There is, there is. I mean that journal club, that’s a classic bottom up thing…so that’s a group of younger people in the department who have spontaneously pulled themselves together to share awareness and share experience, which is brilliant. I think we ought to as a department try to reciprocate a little bit by asking what can we do top-down to help people. Psychiatry’s quite complex, the brain is very complex, and the immune system is at least as complex as the brain, as far as I can see. So to understand how the immune system interacts with the brain to cause psychiatric disorders is very challenging. And I think it does need people to come together. It’s an example of an area, another area where we’re not really going to deliver as much as we could by working in the traditional small group model. We need more networks. We need to think about where people are located and how people are supported.
And if, for example, the Department wants to push more into the direction of immunology, which I think would be a very good idea, do we need to create more lab facilities?
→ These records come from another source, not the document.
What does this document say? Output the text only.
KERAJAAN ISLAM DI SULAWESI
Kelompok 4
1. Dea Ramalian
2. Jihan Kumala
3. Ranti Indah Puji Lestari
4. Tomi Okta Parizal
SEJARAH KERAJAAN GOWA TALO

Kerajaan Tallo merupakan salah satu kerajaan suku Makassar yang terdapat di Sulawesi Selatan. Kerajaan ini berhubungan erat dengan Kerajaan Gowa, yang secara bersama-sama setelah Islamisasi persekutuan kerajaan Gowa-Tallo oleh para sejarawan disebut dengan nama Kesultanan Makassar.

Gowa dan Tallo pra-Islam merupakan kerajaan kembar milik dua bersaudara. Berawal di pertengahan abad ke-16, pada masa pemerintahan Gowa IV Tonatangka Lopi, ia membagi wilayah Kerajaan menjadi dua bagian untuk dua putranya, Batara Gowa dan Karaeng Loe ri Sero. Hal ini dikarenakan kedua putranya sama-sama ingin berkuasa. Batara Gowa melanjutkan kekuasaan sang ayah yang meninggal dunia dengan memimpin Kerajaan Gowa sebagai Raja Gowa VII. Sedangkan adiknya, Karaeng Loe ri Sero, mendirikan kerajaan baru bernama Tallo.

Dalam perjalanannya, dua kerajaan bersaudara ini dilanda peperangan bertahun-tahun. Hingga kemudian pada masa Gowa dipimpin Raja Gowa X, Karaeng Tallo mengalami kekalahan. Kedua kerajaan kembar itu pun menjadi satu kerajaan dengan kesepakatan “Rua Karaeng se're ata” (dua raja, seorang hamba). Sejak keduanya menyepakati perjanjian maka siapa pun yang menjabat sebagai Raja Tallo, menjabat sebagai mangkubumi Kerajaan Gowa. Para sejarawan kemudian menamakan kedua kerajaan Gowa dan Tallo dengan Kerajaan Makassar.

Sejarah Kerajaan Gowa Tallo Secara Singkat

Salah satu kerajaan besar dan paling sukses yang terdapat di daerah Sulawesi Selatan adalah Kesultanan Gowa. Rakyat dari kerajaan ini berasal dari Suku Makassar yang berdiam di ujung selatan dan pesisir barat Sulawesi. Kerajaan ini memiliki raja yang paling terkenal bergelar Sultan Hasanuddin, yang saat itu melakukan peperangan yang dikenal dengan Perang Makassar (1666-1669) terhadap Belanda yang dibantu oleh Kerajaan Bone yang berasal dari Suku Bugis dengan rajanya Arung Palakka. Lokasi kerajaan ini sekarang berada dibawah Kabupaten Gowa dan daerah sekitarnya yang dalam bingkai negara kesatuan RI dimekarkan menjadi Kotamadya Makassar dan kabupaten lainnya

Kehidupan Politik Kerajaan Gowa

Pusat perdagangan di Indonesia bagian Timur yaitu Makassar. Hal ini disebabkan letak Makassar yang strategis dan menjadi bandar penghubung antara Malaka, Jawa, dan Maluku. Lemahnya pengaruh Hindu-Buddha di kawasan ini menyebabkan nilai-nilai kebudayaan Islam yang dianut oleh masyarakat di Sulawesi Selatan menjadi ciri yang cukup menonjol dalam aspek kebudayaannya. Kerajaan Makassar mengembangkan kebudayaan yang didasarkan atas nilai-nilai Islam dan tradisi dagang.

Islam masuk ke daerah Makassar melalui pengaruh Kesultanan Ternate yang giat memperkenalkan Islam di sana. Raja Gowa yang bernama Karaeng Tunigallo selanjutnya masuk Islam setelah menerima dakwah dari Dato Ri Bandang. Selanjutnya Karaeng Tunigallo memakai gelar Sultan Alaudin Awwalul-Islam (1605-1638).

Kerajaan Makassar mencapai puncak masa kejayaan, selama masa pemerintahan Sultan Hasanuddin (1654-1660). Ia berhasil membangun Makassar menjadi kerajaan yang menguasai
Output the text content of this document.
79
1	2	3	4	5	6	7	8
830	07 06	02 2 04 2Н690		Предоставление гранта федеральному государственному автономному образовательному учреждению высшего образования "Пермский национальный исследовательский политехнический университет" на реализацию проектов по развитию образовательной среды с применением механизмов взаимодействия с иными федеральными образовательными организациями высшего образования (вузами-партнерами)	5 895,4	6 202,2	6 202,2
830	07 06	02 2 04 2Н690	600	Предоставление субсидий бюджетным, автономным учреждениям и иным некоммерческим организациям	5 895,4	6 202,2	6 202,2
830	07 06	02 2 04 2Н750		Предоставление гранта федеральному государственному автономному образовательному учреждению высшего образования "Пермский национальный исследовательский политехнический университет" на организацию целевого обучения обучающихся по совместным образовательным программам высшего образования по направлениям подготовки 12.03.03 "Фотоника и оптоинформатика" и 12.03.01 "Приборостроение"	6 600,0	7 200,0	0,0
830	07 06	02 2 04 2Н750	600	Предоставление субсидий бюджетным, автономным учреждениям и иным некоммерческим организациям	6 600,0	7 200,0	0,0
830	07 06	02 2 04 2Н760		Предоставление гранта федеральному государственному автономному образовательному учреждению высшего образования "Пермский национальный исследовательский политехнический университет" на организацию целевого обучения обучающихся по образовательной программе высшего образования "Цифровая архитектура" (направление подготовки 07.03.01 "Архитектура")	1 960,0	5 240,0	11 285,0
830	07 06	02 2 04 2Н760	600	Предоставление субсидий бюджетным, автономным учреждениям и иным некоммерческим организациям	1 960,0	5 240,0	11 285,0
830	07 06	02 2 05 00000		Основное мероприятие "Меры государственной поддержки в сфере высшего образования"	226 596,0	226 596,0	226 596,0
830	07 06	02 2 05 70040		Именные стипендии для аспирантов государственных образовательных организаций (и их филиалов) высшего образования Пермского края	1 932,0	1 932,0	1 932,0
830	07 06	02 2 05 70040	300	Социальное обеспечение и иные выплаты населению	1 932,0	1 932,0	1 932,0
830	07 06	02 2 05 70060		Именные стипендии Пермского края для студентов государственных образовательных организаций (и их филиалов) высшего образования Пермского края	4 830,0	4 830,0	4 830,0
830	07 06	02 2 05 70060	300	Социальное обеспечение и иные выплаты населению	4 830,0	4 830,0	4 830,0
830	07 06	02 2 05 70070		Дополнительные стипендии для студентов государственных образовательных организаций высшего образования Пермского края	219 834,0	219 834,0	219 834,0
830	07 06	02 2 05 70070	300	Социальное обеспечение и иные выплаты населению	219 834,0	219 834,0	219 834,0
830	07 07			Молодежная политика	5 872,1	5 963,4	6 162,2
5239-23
We just started doing that but it’s still a very tiny resource – do we need to seek more strategic partnerships with the considerable strengths that we have in immunology and other departments in the medical school. We are a small department, and I think we will do better if we could just concentrate a bit more on a few big things where we’re already strong but we could be even stronger. If we concentrate on those, and then figure out what can we do in terms of organization to really deliver as much as we can in those areas…basically what I’m about, I think, is just trying to identify a few big things and make sure that we are optimally organized to deliver on them.
And I think it’s got to work for the younger people and not just look good from the perspective of somebody like me. The young investigators and students are the lifeblood, they are the engine of this department, and actually of Cambridge of a whole, you know. Cambridge would not be ranked where it is as a world university if it weren’t for the quality of the young people who are attracted to the place, so I feel very strongly…(laughs) It’s true! There are many, many examples of that…let’s just say Watson and Crick and leave it at that, right? I mean that’s the classic Cambridge example of a postdoc and a PhD student making a big breakthrough more or less in defiance of what they were supposed to be doing (laughs).
Many thanks and congratulations to Professor Bullmore; we wish him the best of luck in his new position and look forward to the leadership he proposes.